Gadamer kini menunjukkan kesulitan-kesulitan yang timbul dari hal ini, terutama ketika, ketika dipahami sebagai kesaksian sejarah, sebuah teks harus merujuk asal usulnya pada subjektivitas yang sudah tidak ada lagi. Bagaimana mencapai hubungan dengan subjektivitas yang aneh sudah menjadi masalah dalam kehidupan sehari-hari; dan masalah ini menjadi dramatis ketika ada klaim  hubungan ini tidak hanya mungkin, namun perlu, melampaui batasan ruang dan waktu. Mengklaim hal ini berarti mengabaikan karakter tradisi sejarah yang pada dasarnya memediasi dan memediasi; dan hal ini mengharuskan seperti kasus Schleiermacher penggunaan 'intuisi' dan 'simpati' yang misterius, yang sangat sulit dibenarkan secara metodologis.

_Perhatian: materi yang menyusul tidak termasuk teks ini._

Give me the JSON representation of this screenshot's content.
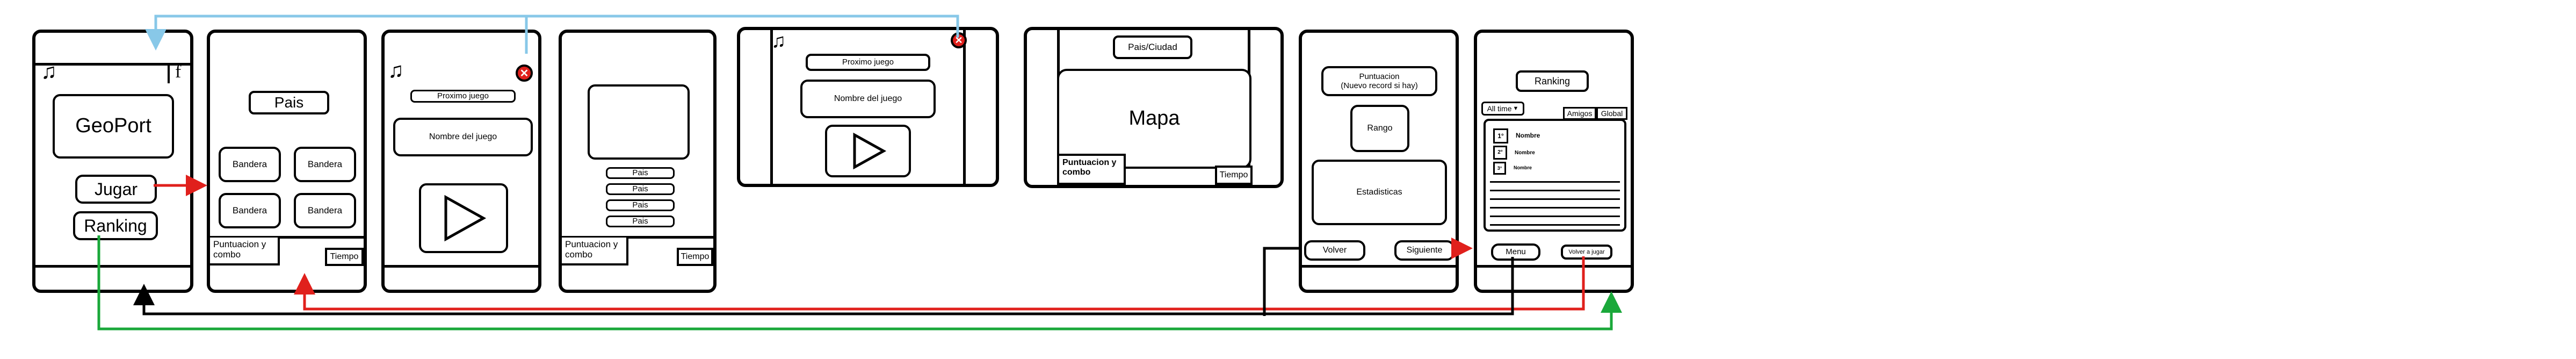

Oleh karena itu, Gadamer bermaksud mengoreksi pendekatan Schleiermacher dengan menggunakan Hegel, yang merupakan salah satu pilar besar dalam pengembangan kesadaran sejarah. Hanya Hegel yang mencoba memecahkan masalah ini dengan arah yang berlawanan. Baginya pemahaman adalah sesuatu yang  dalam arti sangat dekat dengan hermeneutika dalam acuan teks atau fakta sejarah, memahami suatu totalitas yang merupakan manifestasi dari asal-usulnya sendiri. Atau dengan kata lain: yang penting di dalamnya bukanlah maknanya, melainkan apa yang dapat kita pahami di dalamnya, maknanya bagi kita; sehingga dengan memahaminya kita memahami diri kita sendiri, menjadikan genesis penafsir itu sendiri transparan dalam tradisi sejarah. Sejarah kemudian diasimilasikan ke dalam transparansi diri konseptual, yang konstitusinya menjadi milik Filsafat.